Die Zündung verstellt um bis zu 8° (Beispiel: Leerlauf 20° VOT - 2.000 U/min 23° VOT - 5.000 U/min 21° VOT - 8.000 U/min 15° VOT). Detaillierte Infos findest Du im Datenblatt, das zum Download bereit steht.
Die Zündung hat sich sowohl im Alltagsbetrieb bewährt, als auch in Prüfstandstests.

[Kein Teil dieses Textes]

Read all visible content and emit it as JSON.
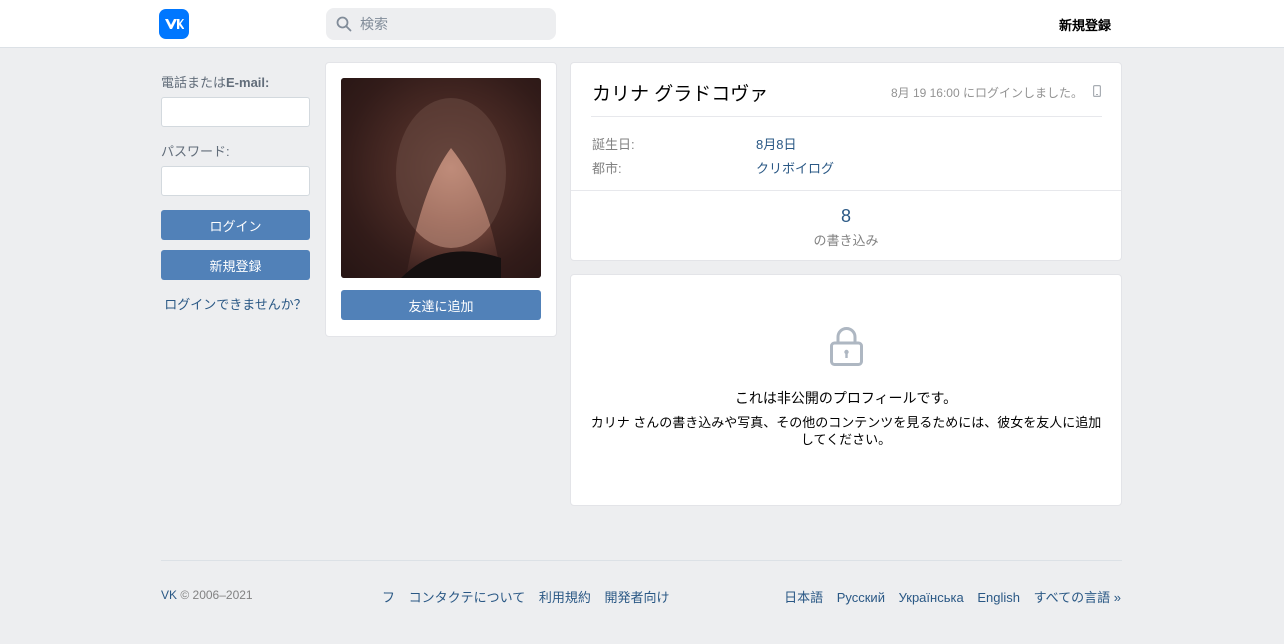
{
  "header": {
    "search_placeholder": "検索",
    "register_label": "新規登録"
  },
  "login": {
    "phone_label_prefix": "電話または",
    "phone_label_email": "E-mail:",
    "password_label": "パスワード:",
    "login_button": "ログイン",
    "register_button": "新規登録",
    "forgot_link": "ログインできませんか？"
  },
  "profile": {
    "add_friend_button": "友達に追加",
    "name": "カリナ グラドコヴァ",
    "last_seen": "8月 19 16:00 にログインしました。",
    "birthday_label": "誕生日:",
    "birthday_value": "8月8日",
    "city_label": "都市:",
    "city_value": "クリボイログ",
    "posts_count": "8",
    "posts_label": "の書き込み"
  },
  "private": {
    "title": "これは非公開のプロフィールです。",
    "description": "カリナ さんの書き込みや写真、その他のコンテンツを見るためには、彼女を友人に追加してください。"
  },
  "footer": {
    "brand": "VK",
    "copyright": " © 2006–2021",
    "links": [
      "フ",
      "コンタクテについて",
      "利用規約",
      "開発者向け"
    ],
    "languages": [
      "日本語",
      "Русский",
      "Українська",
      "English",
      "すべての言語 »"
    ]
  },
  "colors": {
    "accent": "#5181b8",
    "link": "#2a5885",
    "logo": "#0077ff",
    "background": "#edeef0"
  },
  "icons": {
    "logo": "vk-logo-icon",
    "search": "search-icon",
    "lock": "lock-icon",
    "phone": "mobile-phone-icon"
  }
}
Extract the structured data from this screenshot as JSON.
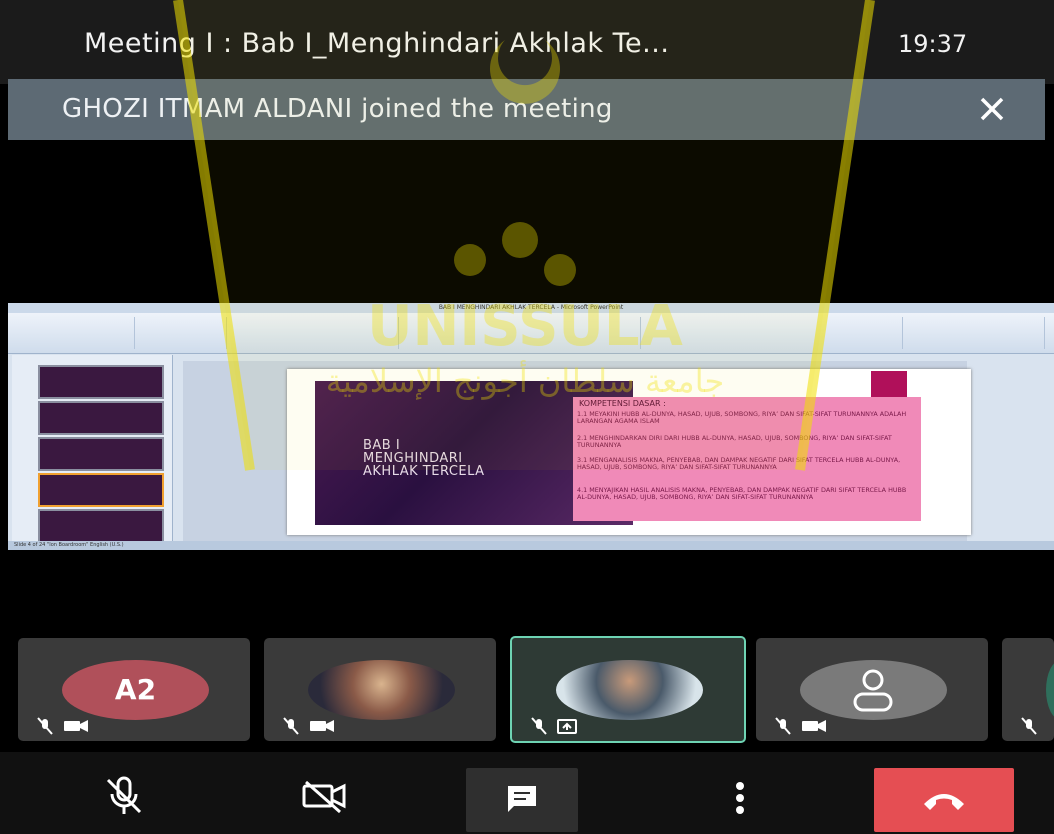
{
  "header": {
    "meeting_title": "Meeting I : Bab I_Menghindari Akhlak Te...",
    "clock": "19:37"
  },
  "notification": {
    "text": "GHOZI ITMAM ALDANI joined the meeting",
    "close_icon": "close-icon"
  },
  "shared_screen": {
    "window_title": "BAB I MENGHINDARI AKHLAK TERCELA - Microsoft PowerPoint",
    "status_text": "Slide 4 of 24   \"Ion Boardroom\"   English (U.S.)",
    "slide": {
      "title": "BAB I\nMENGHINDARI\nAKHLAK TERCELA",
      "heading": "KOMPETENSI DASAR :",
      "items": [
        "1.1 MEYAKINI HUBB AL-DUNYA, HASAD, UJUB, SOMBONG, RIYA’ DAN SIFAT-SIFAT TURUNANNYA ADALAH LARANGAN AGAMA ISLAM",
        "2.1 MENGHINDARKAN DIRI DARI HUBB AL-DUNYA, HASAD, UJUB, SOMBONG, RIYA’ DAN SIFAT-SIFAT TURUNANNYA",
        "3.1 MENGANALISIS MAKNA, PENYEBAB, DAN DAMPAK NEGATIF DARI SIFAT TERCELA HUBB AL-DUNYA, HASAD, UJUB, SOMBONG, RIYA’ DAN SIFAT-SIFAT TURUNANNYA",
        "4.1 MENYAJIKAN HASIL ANALISIS MAKNA, PENYEBAB, DAN DAMPAK NEGATIF DARI SIFAT TERCELA HUBB AL-DUNYA, HASAD, UJUB, SOMBONG, RIYA’ DAN SIFAT-SIFAT TURUNANNYA"
      ]
    }
  },
  "watermark": {
    "text": "UNISSULA",
    "arabic": "جامعة سلطان أجونج الإسلامية"
  },
  "participants": [
    {
      "initials": "A2",
      "avatar_color": "#b0505a",
      "mic": "mic-off-icon",
      "cam": "camera-off-icon"
    },
    {
      "photo": "person-photo",
      "mic": "mic-off-icon",
      "cam": "camera-off-icon"
    },
    {
      "photo": "person-photo",
      "mic": "mic-off-icon",
      "cam": "screen-share-icon",
      "active": true
    },
    {
      "photo": "default-avatar-icon",
      "mic": "mic-off-icon",
      "cam": "camera-off-icon"
    }
  ],
  "controls": {
    "mic": "mic-off-icon",
    "camera": "camera-off-icon",
    "chat": "chat-icon",
    "more": "more-vertical-icon",
    "end": "end-call-icon",
    "end_color": "#e54e53"
  }
}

High Performance Zündung, mit der man das letzte Quentchen aus dem Motor raus holt, ohne dabei an Alltagstauglichkeit Einbußen hinzunehmen. Die Leistung der Lichtmaschine liegt bei ca.90W und die Versorgung des Bordnetzes erfolgt wahlweise mit AC oder DC.

TIPP:
Bei nahezu

allen Kurbelwellen wird der Kraftschluss zwischen Welle und Schwungrad ausschließlich über den Konus hergestellt. Der sogenannte Halbmondkeil (eigentlich Passfeder genannt) dient dabei lediglich zum exakten positionieren des Schwungrades zur Kurbelwelle. Damit wird lediglich der richtige Zündzeitpunkt sichergestellt. Damit auch bei sehr stark leistungsgesteigerten Motore und den damit einhergehenden höheren Beschleunigungskräften für das Schwungrad weder der Kurbelwellenstumpf noch das Polrad schaden nehmen kann, ist es immer ratsam diese wichtige Verbindungsstelle zu kontrollieren. Ein minimaler Winkelfehler im Konus reicht bereits aus um die verfügbare Fläche zur Kraftübertragung auf ein Minimum zu reduzieren. Als Ergebnis schert der Halbmond ab und erzeugt riefen auf der Konusoberfläche. Um dies von vorneherein zu verhindern verwendet man sogenannte Ventileinschleifpaste aus dem Werkstattbedarf (z.B. von Teroson). Damit werden die Ventile im Zylinderkopf eines Viertakters in ihren Sitz eingeschliffen. Sie besteht aus Korund das in einer zähen Paste eingebunden ist. Man nimmt eine kleine Menge davon, streicht diese auf den Konus der Kurbelwelle und setzt nun das Schwungrad darauf (Halbmond vorher natürlich entfernen). Nun wird, Idealerweise mit blockierter Kurbelwelle, das Polrad mit sanftem Druck je eine halbe Umdrehung nach links und nach rechts gedreht. Nach einigen Malen das Schwungrad um ca. 120° versetzen und das gleiche noch einige Male wiederholen. Zwischendurch das Tragbild kontrollieren. Dieses sollte durchgängig eine mattiert-graue Oberfläche beider Bauteile zeigen. Wenn dieser Zustand erreicht ist müssen sowohl der Konus wie auch der Kurbelwellenstumpf penibelst gereinigt werden. Andernfalls kann zurückgebliebene Paste eine spätere Demontage des Polrades extrem erschweren.